As part of the hospital management team, I oversaw the medical activities in the hospital and worked with the Congolese Ministry of Health and MSF doctors to try to improve the quality of care, ensuring protocols were followed and analysing mortalities and incidents in the hospital. Working with the Ministry of Health was sometimes challenging, but it is critical to strengthening the health system for when our teams need to leave. I was also responsible for medical supply and international medical orders. I assessed patients for potential transfer to a larger referral hospital and organised these transfers when necessary, and I worked closely with the rest of the management team and the medical coordination team to constantly analyse our activities and disease patterns to assess our progress.
“You will be thrown in the deep end, out of your comfort zone in so many ways, you will see things you never imagined, you will be tested to your limits, you will find strength in yourself that you never knew you had.”
What stands out for you from your time in Baraka?
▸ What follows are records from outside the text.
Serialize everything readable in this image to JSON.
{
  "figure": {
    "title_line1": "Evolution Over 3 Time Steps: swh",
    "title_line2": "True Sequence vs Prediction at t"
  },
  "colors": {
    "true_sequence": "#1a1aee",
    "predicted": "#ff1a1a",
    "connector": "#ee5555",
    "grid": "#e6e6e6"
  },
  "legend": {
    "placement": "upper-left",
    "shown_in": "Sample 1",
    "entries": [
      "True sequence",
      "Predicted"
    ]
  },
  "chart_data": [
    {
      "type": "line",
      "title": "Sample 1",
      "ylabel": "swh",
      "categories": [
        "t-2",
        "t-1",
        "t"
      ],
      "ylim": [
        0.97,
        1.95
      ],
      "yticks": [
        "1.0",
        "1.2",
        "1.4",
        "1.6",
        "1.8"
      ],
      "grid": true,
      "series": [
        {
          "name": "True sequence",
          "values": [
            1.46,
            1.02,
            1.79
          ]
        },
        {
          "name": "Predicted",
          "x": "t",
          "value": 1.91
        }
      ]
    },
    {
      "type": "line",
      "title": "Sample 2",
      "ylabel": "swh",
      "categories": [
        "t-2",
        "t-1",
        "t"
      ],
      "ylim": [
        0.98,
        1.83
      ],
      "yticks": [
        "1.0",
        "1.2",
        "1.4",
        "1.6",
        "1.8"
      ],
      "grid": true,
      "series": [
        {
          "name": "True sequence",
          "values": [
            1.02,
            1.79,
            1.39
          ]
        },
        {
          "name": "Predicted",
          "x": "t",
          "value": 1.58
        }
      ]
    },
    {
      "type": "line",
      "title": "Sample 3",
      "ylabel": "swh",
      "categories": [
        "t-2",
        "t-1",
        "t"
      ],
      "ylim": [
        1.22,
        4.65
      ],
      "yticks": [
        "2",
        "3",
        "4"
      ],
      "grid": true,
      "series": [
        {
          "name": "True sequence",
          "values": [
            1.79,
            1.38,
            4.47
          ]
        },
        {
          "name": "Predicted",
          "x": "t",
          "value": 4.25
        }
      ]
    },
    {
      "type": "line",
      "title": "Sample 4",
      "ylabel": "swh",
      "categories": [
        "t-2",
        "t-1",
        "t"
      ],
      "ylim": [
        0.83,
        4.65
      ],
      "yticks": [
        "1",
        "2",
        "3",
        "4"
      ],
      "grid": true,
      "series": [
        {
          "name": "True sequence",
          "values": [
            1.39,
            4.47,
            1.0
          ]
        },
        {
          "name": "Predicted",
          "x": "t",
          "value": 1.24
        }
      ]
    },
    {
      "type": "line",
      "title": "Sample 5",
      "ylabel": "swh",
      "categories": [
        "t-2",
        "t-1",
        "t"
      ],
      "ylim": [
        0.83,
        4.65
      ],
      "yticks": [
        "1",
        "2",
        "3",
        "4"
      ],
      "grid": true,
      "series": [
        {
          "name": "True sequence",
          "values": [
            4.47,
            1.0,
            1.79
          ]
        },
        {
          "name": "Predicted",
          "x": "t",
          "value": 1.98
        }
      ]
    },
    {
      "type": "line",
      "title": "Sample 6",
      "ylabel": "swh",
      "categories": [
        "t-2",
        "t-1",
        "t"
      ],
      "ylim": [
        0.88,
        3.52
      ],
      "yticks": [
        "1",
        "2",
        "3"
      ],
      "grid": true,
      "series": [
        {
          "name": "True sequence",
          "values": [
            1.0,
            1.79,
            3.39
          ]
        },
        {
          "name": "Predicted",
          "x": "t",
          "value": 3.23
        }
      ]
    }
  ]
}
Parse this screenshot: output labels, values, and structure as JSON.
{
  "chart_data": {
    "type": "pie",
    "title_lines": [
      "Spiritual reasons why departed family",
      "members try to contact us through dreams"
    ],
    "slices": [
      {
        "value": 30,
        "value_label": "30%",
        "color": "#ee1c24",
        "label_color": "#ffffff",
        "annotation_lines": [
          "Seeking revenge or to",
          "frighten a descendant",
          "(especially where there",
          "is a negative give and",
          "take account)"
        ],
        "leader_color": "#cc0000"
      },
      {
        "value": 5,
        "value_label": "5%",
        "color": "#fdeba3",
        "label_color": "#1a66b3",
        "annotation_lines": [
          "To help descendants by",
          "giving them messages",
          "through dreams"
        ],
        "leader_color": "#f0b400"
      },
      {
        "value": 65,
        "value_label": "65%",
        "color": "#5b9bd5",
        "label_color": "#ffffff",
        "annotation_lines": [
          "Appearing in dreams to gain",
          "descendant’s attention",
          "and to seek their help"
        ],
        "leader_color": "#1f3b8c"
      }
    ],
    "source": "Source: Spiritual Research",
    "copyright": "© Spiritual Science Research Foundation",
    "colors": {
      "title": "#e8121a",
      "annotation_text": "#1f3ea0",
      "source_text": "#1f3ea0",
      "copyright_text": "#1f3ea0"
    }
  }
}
Although I have spent a lot of time in Africa and Asia in countries where malaria is present, the incidence of malaria in Baraka shocked me. In the peak malaria season (the rainy season), we received an average of 100 admissions to the hospital every day, and the vast majority of these cases were children with malaria. It is scary how quickly the disease can progress, and how rapidly children can develop complications – devastatingly often, these children arrive at the hospital too late for us to save them.
What did you find the most rewarding part of this assignment?
The most rewarding thing for me is always the patients: the ones we can save, the lives we improve, and seeing the smiles on the faces of mothers taking their children home after they have been so sick. They are so grateful for our help and it is humbling to be able to affect peoples’ lives in such a profound way. While I was in Baraka we organised a plastic surgery team to come to the capital, Bukavu, to provide free repair of cleft lips and palates, and I spent a lot of time working with our community outreach team to locate kids in the community who would benefit. We organised transport for around 20 kids. It was amazing to see their gorgeous new smiles after the surgery, and incredible to be able to make such a difference in their lives.
What advice would you give to other doctors considering this work?
Do it! You will be thrown in the deep end, out of your comfort zone in so many ways, you will see things you never imagined, you will be tested to your limits, you will find strength in yourself that you never knew you had. You will change peoples’ lives and have experiences so few people ever get the opportunity to have. It is difficult, but the rewards are amazing.